When Ronald Reagan ran for governor of California in 1966, he promised to repeal the law and let Californians rent or sell to whomever they liked. He never got the chance; the US Supreme Court upheld the Californian Court’s rejection of the ballot initiative. Still, it is interesting to note that the man whose name is on Washington Reagan Airport campaigned for freedom of association.
Mr. Buchanan does not have much admiration for Robert Kennedy, who jumped into the race for the Democratic nomination only after Senator Eugene McCarthy’s shoestring-budget New Hampshire campaign had shown that Lyndon Johnson was vulnerable. (Johnson was so demoralized by the war and by dissent in his own party that he later declared he would not run for reelection). Mr. Buchanan notes that when Robert Kennedy had been attorney general for his brother John, he had authorized wiretaps on Martin Luther King. By 1968, however, King was a martyr, and Robert denied knowing anything about the wiretaps. A furious J. Edgar Hoover called that “absolutely inconceivable.”
Mr. Buchanan is obviously master of his material in this book, but he draws a strange conclusion from the chaos of the Chicago Democratic convention. He calls it “a crisis of liberalism” and proof that “liberalism was being rejected as a failed ideology. It had been tried and found wanting.”

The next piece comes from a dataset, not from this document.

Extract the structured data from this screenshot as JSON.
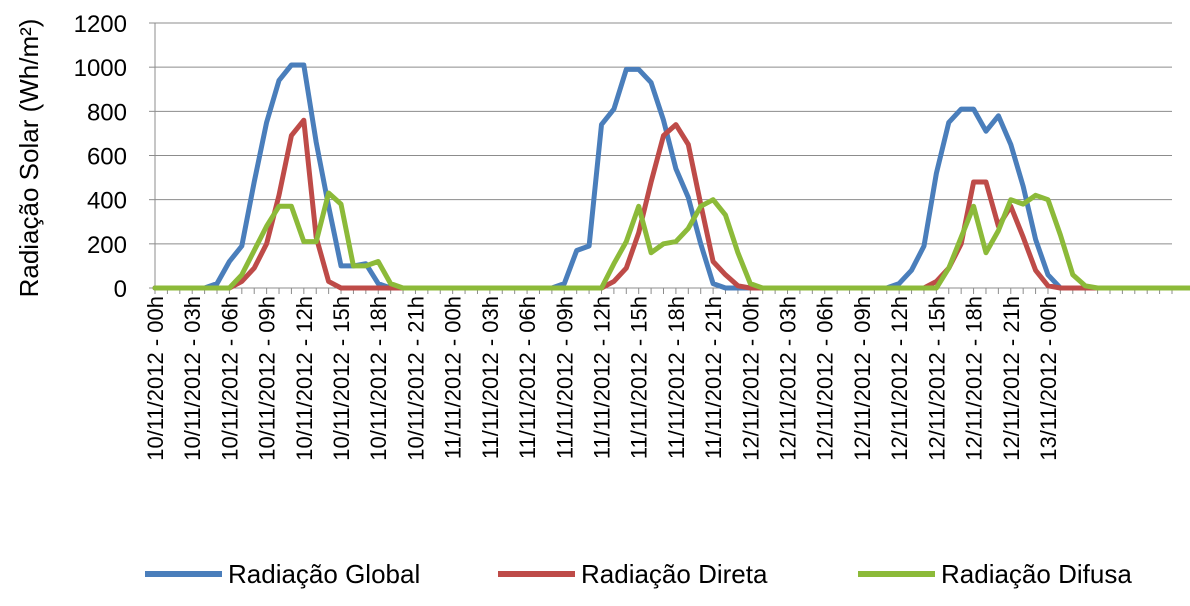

If only that were true. Nixon and Reagan briefly slowed the march of some elements of liberalism, but it has been the crushingly dominant ideology of the last 50 years. It does now have a slightly different flavor: It has lost its tincture of revolutionary Marxism, and few college students hang pictures of Che Guevara in their dorms. But it is hard to think of a single change in American society that the mob in Grant Park would not have approved: forced integration, race preferences, multiculturalism, white-shaming, homosexual marriage, de facto amnesty for illegals, campus speech codes, women in combat, “medical” marijuana. Workers have not seized the means of production and it is still possible to become a billionaire, but otherwise today’s America is a revolutionary’s dream come true.
The comeback goes bad
Mr. Buchanan gives Nixon very high marks for his first term in office, and believes that if he had vanished in 1973 he would be remembered as a great or near-great President. Indeed, he was reelected in 1972 with an overwhelming 62 percent of the vote, and won 49 states. And yet, of course, he was destroyed by the Watergate scandal, and became the only president ever to resign. The clouds of disgrace never entirely parted over his later years.
Mr. Buchanan was by Nixon’s side up until the moment he helicoptered off the South Lawn for the last time. “All that,” he writes, “is the subject, the Lord willing, of another book.” The Greatest Comeback is a unique insider’s view of an important part of American history. Let us hope the Lord is willing.